Gluttony and The Terror of the Great Outdoors in Lelah’s Eviction

As I traced Lelah’s story of eviction and homelessness throughout the five weeks of Spring 2008 in The Turner House, my mind kept returning to an excerpt we read in the beginning of class from Toni Morrison’s The Bluest Eye.  In it, Morrison attests that:

“Outdoors, we knew, was the real terror of life. The threat of being outsiders surface frequently in those days. Every possibility of excess was curtailed with it. […] There is a difference between being put out and being put outdoors. If you are put out, you go somewhere else; if you are put outdoors, there is no place to go.”

Morrison’s excerpt is particularly harrowing in light of the story of Lelah: who, after being evicted from her apartment, spends much of the novel building upon lies to hide her homelessness while squatting in the Turner house as a buffer to avoid the terror of being put outdoors. The part, however, of Morrison’s analysis that interested me most in connection to Lelah was her description of outdoors as a curtailing of excess. In The Turner House, Flournoy dedicates much of the first chapter novel to narrating Lelah’s humiliating and painful eviction, in which she has two hours to pack her belongings into her car under the watchful eye of two bailiffs. Flournoy writes, “Mostly, all Lelah did was put her hands on the things she owned, think about them for a second, and decide against carrying them to her Pontiac.” Ironically, rather than trying to cram as much of her possession as possible into her Pontiac, Lelah chooses to leave the bulk of her belongings behind.
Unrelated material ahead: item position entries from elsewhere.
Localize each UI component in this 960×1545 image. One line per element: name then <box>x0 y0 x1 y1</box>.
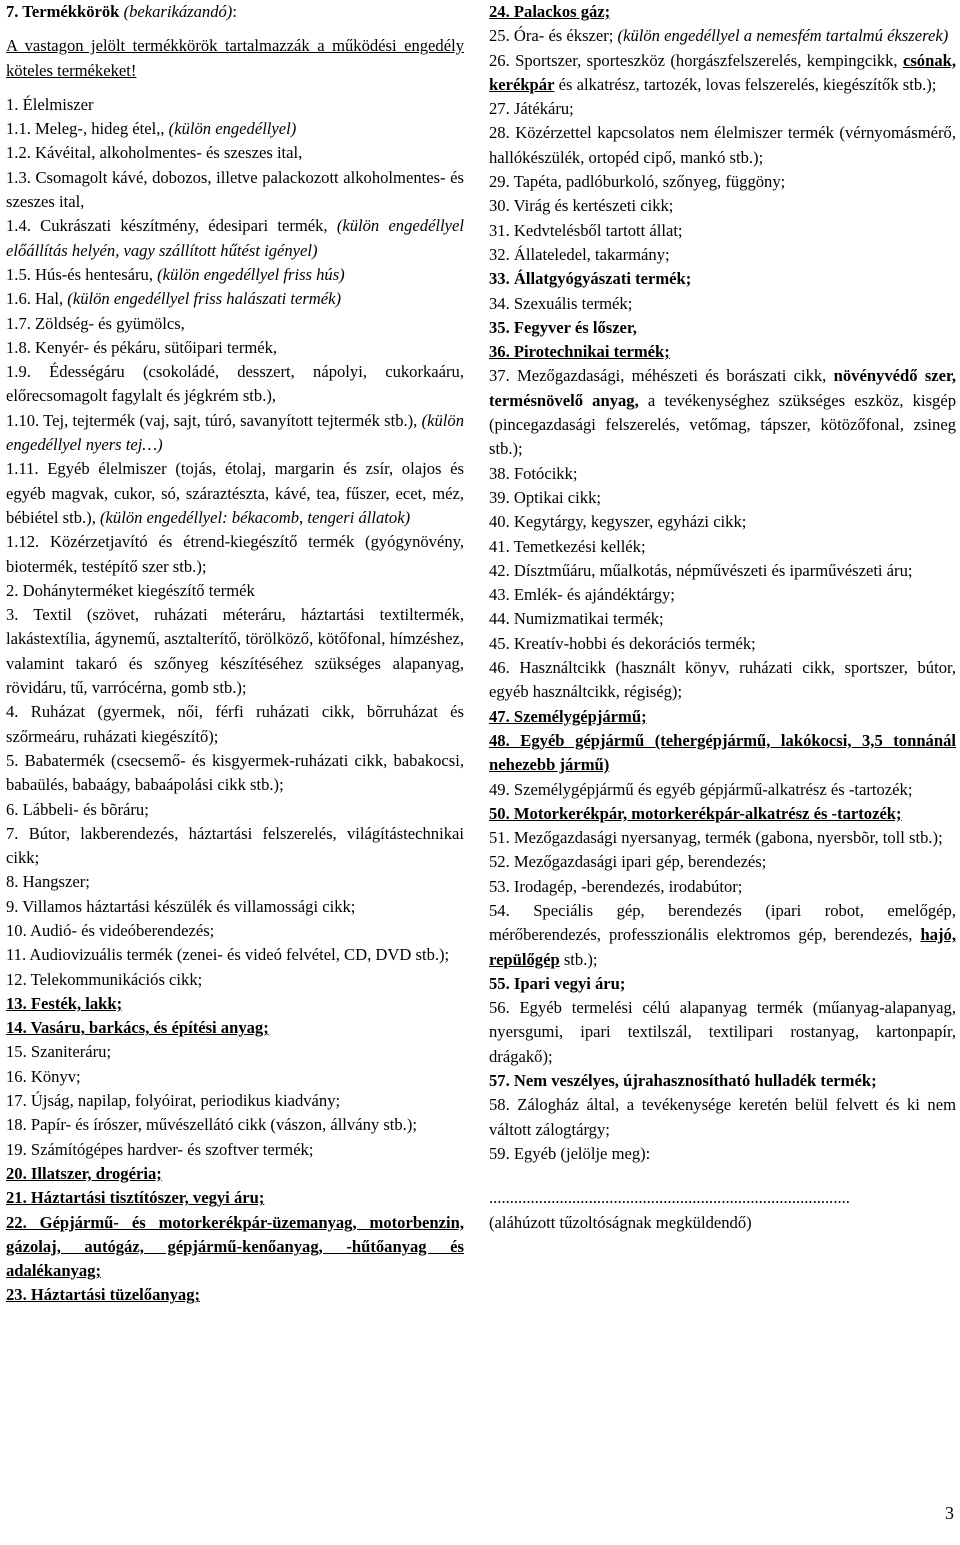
text-run: 13. Festék, lakk; <box>6 993 123 1013</box>
text-run: a tevékenységhez szükséges eszköz, kisgép (pincegazdasági felszerelés, vetőmag, tápszer, kötözőfonal, zsineg stb.); <box>489 390 957 459</box>
list-item <box>6 1113 464 1137</box>
text-run: 34. Szexuális termék; <box>489 293 633 313</box>
text-run: 28. Közérzettel kapcsolatos nem élelmiszer termék (vérnyomásmérő, hallókészülék, ortopéd cipő, mankó stb.); <box>489 123 956 167</box>
list-item <box>6 870 464 894</box>
list-item <box>6 968 464 992</box>
list-item <box>489 267 956 291</box>
list-item <box>489 996 956 1069</box>
list-item <box>6 603 464 700</box>
text-run: (külön engedéllyel a nemesfém tartalmú ékszerek) <box>617 26 949 46</box>
text-run: 22. Gépjármű- és motorkerékpár-üzemanyag, motorbenzin, gázolaj, autógáz, gépjármű-kenőanyag, -hűtőanyag és adalékanyag; <box>6 1212 464 1281</box>
list-item <box>489 24 956 48</box>
text-run: 1.1. Meleg-, hideg étel,, <box>6 119 169 139</box>
list-item <box>489 194 956 218</box>
text-run: 37. Mezőgazdasági, méhészeti és borászati cikk, <box>489 366 834 386</box>
text-run: csónak, kerékpár <box>489 50 956 94</box>
text-run: 12. Telekommunikációs cikk; <box>6 969 203 989</box>
text-run: 1. Élelmiszer <box>6 94 94 114</box>
text-run: (külön engedéllyel előállítás helyén, vagy szállított hűtést igényel) <box>6 216 464 260</box>
text-run: 1.11. Egyéb élelmiszer (tojás, étolaj, margarin és zsír, olajos és egyéb magvak, cukor, só, száraztészta, kávé, tea, fűszer, ecet, méz, bébiétel stb.), <box>6 459 464 527</box>
text-run: 20. Illatszer, drogéria; <box>6 1163 162 1183</box>
text-run: 59. Egyéb (jelölje meg): <box>489 1143 651 1163</box>
text-run: 26. Sportszer, sporteszköz (horgászfelszerelés, kempingcikk, <box>489 50 903 70</box>
list-item <box>6 822 464 871</box>
spacer <box>489 1176 956 1186</box>
text-run: : <box>232 2 237 21</box>
text-run: (külön engedéllyel: békacomb, tengeri állatok) <box>100 507 411 527</box>
list-item <box>489 826 956 850</box>
text-run: és alkatrész, tartozék, lovas felszerelés, kiegészítők stb.); <box>554 74 937 94</box>
list-item <box>6 0 464 24</box>
list-item <box>489 607 956 631</box>
text-run: 47. Személygépjármű; <box>489 706 647 726</box>
text-run: 39. Optikai cikk; <box>489 487 601 507</box>
list-item <box>6 1186 464 1210</box>
spacer <box>6 24 464 34</box>
text-run: 7. Termékkörök <box>6 2 124 21</box>
text-run: A vastagon jelölt termékkörök tartalmazzák a működési engedély köteles termékeket! <box>6 36 464 80</box>
list-item <box>489 121 956 170</box>
list-item <box>489 510 956 534</box>
text-run: stb.); <box>559 949 598 969</box>
list-item <box>489 778 956 802</box>
list-item <box>6 1138 464 1162</box>
list-item <box>489 1142 956 1166</box>
list-item <box>6 409 464 458</box>
list-item <box>6 1065 464 1089</box>
text-run: 25. Óra- és ékszer; <box>489 26 618 46</box>
spacer <box>6 83 464 93</box>
list-item <box>489 802 956 826</box>
text-run: 56. Egyéb termelési célú alapanyag termék (műanyag-alapanyag, nyersgumi, ipari textilszál, textilipari rostanyag, kartonpapír, drágakő); <box>489 998 956 1066</box>
list-item <box>6 214 464 263</box>
list-item <box>6 1040 464 1064</box>
list-item <box>6 360 464 409</box>
text-run: (külön engedéllyel) <box>168 119 297 139</box>
list-item <box>6 895 464 919</box>
list-item <box>6 1211 464 1284</box>
list-item <box>6 312 464 336</box>
text-run: ....................................................................................... <box>489 1188 850 1208</box>
text-run: 16. Könyv; <box>6 1066 81 1086</box>
list-item <box>6 34 464 83</box>
text-run: 27. Játékáru; <box>489 99 574 119</box>
text-run: 44. Numizmatikai termék; <box>489 609 664 629</box>
text-run: 14. Vasáru, barkács, és építési anyag; <box>6 1018 269 1038</box>
text-run: 3. Textil (szövet, ruházati méteráru, háztartási textiltermék, lakástextília, ágynemű, asztalterítő, törölköző, kötőfonal, hímzéshez, valamint takaró és szőnyeg készítéséhez szükséges alapanyag, rövidáru, tű, varrócérna, gomb stb.); <box>6 605 464 698</box>
text-run: 49. Személygépjármű és egyéb gépjármű-alkatrész és -tartozék; <box>489 779 913 799</box>
list-item <box>489 972 956 996</box>
list-item <box>6 287 464 311</box>
list-item <box>6 1162 464 1186</box>
text-run: 52. Mezőgazdasági ipari gép, berendezés; <box>489 852 767 872</box>
list-item <box>489 340 956 364</box>
list-item <box>489 705 956 729</box>
text-run: 1.4. Cukrászati készítmény, édesipari termék, <box>6 216 337 236</box>
list-item <box>6 1283 464 1307</box>
list-item <box>6 992 464 1016</box>
list-item <box>489 1069 956 1093</box>
list-item <box>489 316 956 340</box>
list-item <box>489 243 956 267</box>
list-item <box>489 486 956 510</box>
list-item <box>6 1016 464 1040</box>
text-run: 1.8. Kenyér- és pékáru, sütőipari termék, <box>6 337 278 357</box>
text-run: (külön engedéllyel friss halászati termék) <box>67 289 342 309</box>
list-item <box>489 729 956 778</box>
list-item <box>6 166 464 215</box>
list-item <box>489 632 956 656</box>
text-run: 45. Kreatív-hobbi és dekorációs termék; <box>489 633 756 653</box>
text-run: 54. Speciális gép, berendezés (ipari robot, emelőgép, mérőberendezés, professzionális elektromos gép, berendezés, <box>489 900 956 945</box>
list-item <box>489 1186 956 1210</box>
text-run: 41. Temetkezési kellék; <box>489 536 646 556</box>
text-run: 38. Fotócikk; <box>489 463 578 483</box>
list-item <box>489 364 956 461</box>
text-run: 43. Emlék- és ajándéktárgy; <box>489 585 675 605</box>
list-item <box>6 457 464 530</box>
text-run: 33. Állatgyógyászati termék; <box>489 269 692 289</box>
text-run: 48. Egyéb gépjármű (tehergépjármű, lakókocsi, 3,5 tonnánál nehezebb jármű) <box>489 730 956 775</box>
text-run: 21. Háztartási tisztítószer, vegyi áru; <box>6 1188 265 1208</box>
list-item <box>489 219 956 243</box>
text-run: 51. Mezőgazdasági nyersanyag, termék (gabona, nyersbõr, toll stb.); <box>489 828 943 848</box>
list-item <box>6 117 464 141</box>
text-run: 46. Használtcikk (használt könyv, ruházati cikk, sportszer, bútor, egyéb használtcikk, régiség); <box>489 658 956 702</box>
list-item <box>6 579 464 603</box>
text-run: 11. Audiovizuális termék (zenei- és videó felvétel, CD, DVD stb.); <box>6 945 450 965</box>
list-item <box>489 97 956 121</box>
list-item <box>6 93 464 117</box>
list-item <box>489 1211 956 1235</box>
text-run: 1.10. Tej, tejtermék (vaj, sajt, túró, savanyított tejtermék stb.), <box>6 410 422 430</box>
list-item <box>489 170 956 194</box>
page-number: 3 <box>945 1503 954 1523</box>
list-item <box>6 798 464 822</box>
text-run: 23. Háztartási tüzelőanyag; <box>6 1285 201 1305</box>
list-item <box>489 0 956 24</box>
list-item <box>6 263 464 287</box>
text-run: 24. Palackos gáz; <box>489 2 611 21</box>
list-item <box>489 656 956 705</box>
text-run: 1.3. Csomagolt kávé, dobozos, illetve palackozott alkoholmentes- és szeszes ital, <box>6 167 464 212</box>
text-run: (külön engedéllyel nyers tej…) <box>6 410 464 455</box>
text-run: 1.6. Hal, <box>6 289 68 309</box>
list-item <box>6 336 464 360</box>
text-run: 19. Számítógépes hardver- és szoftver termék; <box>6 1139 314 1159</box>
list-item <box>6 943 464 967</box>
list-item <box>489 899 956 972</box>
text-run: 55. Ipari vegyi áru; <box>489 973 626 993</box>
list-item <box>489 462 956 486</box>
list-item <box>6 530 464 579</box>
text-run: (aláhúzott tűzoltóságnak megküldendő) <box>489 1212 752 1232</box>
text-run: 36. Pirotechnikai termék; <box>489 342 670 362</box>
list-item <box>489 535 956 559</box>
list-item <box>489 1093 956 1142</box>
text-run: 29. Tapéta, padlóburkoló, szőnyeg, függöny; <box>489 172 786 192</box>
list-item <box>489 583 956 607</box>
list-item <box>489 292 956 316</box>
list-item <box>6 919 464 943</box>
text-run: 42. Dísztműáru, műalkotás, népművészeti és iparművészeti áru; <box>489 560 913 580</box>
text-run: 2. Dohányterméket kiegészítő termék <box>6 580 255 600</box>
list-item <box>6 700 464 749</box>
text-run: 10. Audió- és videóberendezés; <box>6 920 215 940</box>
list-item <box>489 850 956 874</box>
text-run: hajó, repülőgép <box>489 925 956 969</box>
text-run: 15. Szaniteráru; <box>6 1042 112 1062</box>
list-item <box>6 1089 464 1113</box>
text-run: 32. Állateledel, takarmány; <box>489 244 670 264</box>
list-item <box>489 49 956 98</box>
text-run: 53. Irodagép, -berendezés, irodabútor; <box>489 876 743 896</box>
text-run: (külön engedéllyel friss hús) <box>157 264 345 284</box>
text-run: 6. Lábbeli- és bõráru; <box>6 799 149 819</box>
list-item <box>489 875 956 899</box>
text-run: 5. Babatermék (csecsemő- és kisgyermek-ruházati cikk, babakocsi, babaülés, babaágy, babaápolási cikk stb.); <box>6 750 464 795</box>
text-run: 40. Kegytárgy, kegyszer, egyházi cikk; <box>489 512 747 532</box>
text-run: 7. Bútor, lakberendezés, háztartási felszerelés, világítástechnikai cikk; <box>6 823 464 868</box>
text-run: (bekarikázandó) <box>123 2 233 21</box>
text-run: 4. Ruházat (gyermek, női, férfi ruházati cikk, bõrruházat és szőrmeáru, ruházati kiegészítő); <box>6 702 464 746</box>
text-run: 8. Hangszer; <box>6 872 90 892</box>
text-run: 1.12. Közérzetjavító és étrend-kiegészítő termék (gyógynövény, biotermék, testépítő szer stb.); <box>6 532 464 576</box>
text-run: 1.2. Kávéital, alkoholmentes- és szeszes ital, <box>6 143 303 163</box>
list-item <box>6 749 464 798</box>
text-run: 35. Fegyver és lőszer, <box>489 317 637 337</box>
text-run: 30. Virág és kertészeti cikk; <box>489 196 674 216</box>
text-run: 58. Zálogház által, a tevékenysége keretén belül felvett és ki nem váltott zálogtárgy; <box>489 1095 956 1139</box>
spacer <box>489 1166 956 1176</box>
list-item <box>489 559 956 583</box>
text-run: 1.9. Édességáru (csokoládé, desszert, nápolyi, cukorkaáru, előrecsomagolt fagylalt és jégkrém stb.), <box>6 362 464 406</box>
text-run: 17. Újság, napilap, folyóirat, periodikus kiadvány; <box>6 1091 341 1111</box>
text-run: 18. Papír- és írószer, művészellátó cikk (vászon, állvány stb.); <box>6 1115 417 1135</box>
text-run: 1.7. Zöldség- és gyümölcs, <box>6 313 185 333</box>
text-run: 1.5. Hús-és hentesáru, <box>6 264 158 284</box>
list-item <box>6 141 464 165</box>
right-column <box>489 0 956 1235</box>
text-run: növényvédő szer, termésnövelő anyag, <box>489 366 956 410</box>
text-run: 9. Villamos háztartási készülék és villamossági cikk; <box>6 896 356 916</box>
left-column <box>6 0 464 1308</box>
text-run: 57. Nem veszélyes, újrahasznosítható hulladék termék; <box>489 1071 877 1091</box>
text-run: 31. Kedvtelésből tartott állat; <box>489 220 683 240</box>
text-run: 50. Motorkerékpár, motorkerékpár-alkatrész és -tartozék; <box>489 803 902 823</box>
Flournoy clarifies that “Furniture was too bulk, food from the fridge would expire in her car, and the smaller things–a blender boxes of full costume jewelry, a toaster–felt too ridiculous to take along.” Here, the restriction Lelah places onto herself harkens back to Morrison’s intriguing observation that being “put outdoors” means to curtail every possibility of excess. Lelah’s possessions–the sum of years of accumulating “ridiculous,” but surely meaningful, artifacts–become reduced to triviality through the act of eviction.

The relationship between Lelah’s eviction and the curtailing of excess, of course, reminds me of a point made by Roach that we’ve returned to multiple times throughout the semester–his insight that “violence is the performance of waste.” It is not coincidental that when Lelah is evicted, the sum of her possessions that she can’t take in her Pontiac (her furniture and countless objects she trivializes as ridiculous, among others) will be disposed of in a dumpster. Her eviction, then, effectively performs waste: as the collected material value of the objects in her apartment aren’t going to be recycled or repurposed into further use, but are instead reduced to trash. The eviction also performs violence onto Lelah–a point that Morrison exemplifies in her excerpt exploring the terror and fear of being put outdoors. There’s a lot more to say on this subject, but for now, both Roach and Morrison have informed my own previous reading of Lelah’s eviction and prompted me to think about the ripple effect eviction causes in both paradoxically promoting violence and restricting the gluttony of material excess.